Poelman believes that aquaculture and offshore wind farms could potentially co-exist, but doubts remain over the technical challenges, cost effectiveness and environmental conditions (biofouling and determining the right window of opportunity for particular activities). Furthermore, a setup like the example in China is unlikely to work in the Netherlands, he said, due to the dynamic conditions of the Dutch North Sea.

offshore wind farms
Offshore wind turbines, like these planned by Mingyang Smart Energy, will contain a net cage for fish farming with remote functions like automated feeding, monitoring, detection and harvesting. Courtesy photo.

“Aquaculture in the Netherlands tends to include RAS farming and mussel production in nearshore areas, with some potential to move offshore,” he said. “The Dutch North Sea is unsuitable for farming fish because the water temperature is too unstable. There are considerable summer and winter differences, and we would need depth-adaptive systems at very remote locations in a high-risk environment. In oceans like the South China Sea or the Mediterranean, the co-location of fish farms and wind farms may be possible, but here, this is still far away.”

“Having said that, perhaps it will happen. As for other species, cost-effective seaweed production is challenging, unless the right production-market combination can be found, so bivalves could be the way to go in terms of market perspectives and consumer demand.”

Owing to the push to invest in renewable energy sources, offshore wind power is likely to increase but combining it with aquaculture presents a unique technological challenge.
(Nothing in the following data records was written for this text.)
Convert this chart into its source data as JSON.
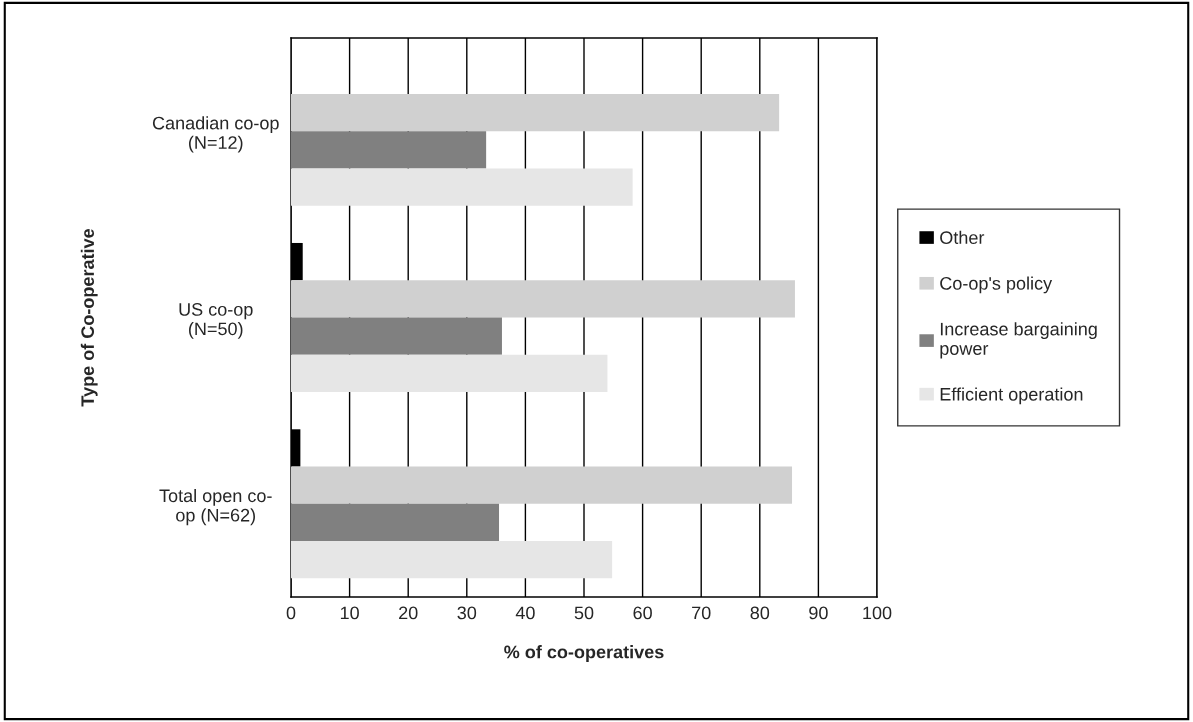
{
  "chart_data": {
    "type": "bar",
    "orientation": "horizontal",
    "xlabel": "% of co-operatives",
    "ylabel": "Type of Co-operative",
    "categories": [
      "Canadian co-op\n(N=12)",
      "US co-op\n(N=50)",
      "Total open co-\nop (N=62)"
    ],
    "series": [
      {
        "name": "Other",
        "color": "#000000",
        "values": [
          0,
          2,
          1.6
        ]
      },
      {
        "name": "Co-op's policy",
        "color": "#d0d0d0",
        "values": [
          83.3,
          86,
          85.5
        ]
      },
      {
        "name": "Increase bargaining\npower",
        "color": "#808080",
        "values": [
          33.3,
          36,
          35.5
        ]
      },
      {
        "name": "Efficient operation",
        "color": "#e6e6e6",
        "values": [
          58.3,
          54,
          54.8
        ]
      }
    ],
    "xlim": [
      0,
      100
    ],
    "xticks": [
      0,
      10,
      20,
      30,
      40,
      50,
      60,
      70,
      80,
      90,
      100
    ],
    "grid": "x",
    "legend": "right"
  }
}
The fishing industry is already skeptical: for example, in the U.S. state of Rhode Island, the possible approval of a wind farm is causing concern among fishermen. For aquaculture, factors such as strong anchoring, sound engineering, storm resilience and economic viability will be critical, but Poelman says that also crucial to success is the social context – collaboration between all parties.

“The key is building trust, working together on safety, infrastructure and learning how to develop in the most optimal way,” he said. “We are already investigating the potential and risks of combining wind farms and aquaculture. I believe that it can be done but the question is how. What are the incentives for food provision? What are the ecological mutual benefits and how do we all operate together cost-effectively? We also want to establish a sustainable operation that is driven by nature with ecosystem-based approaches in place.”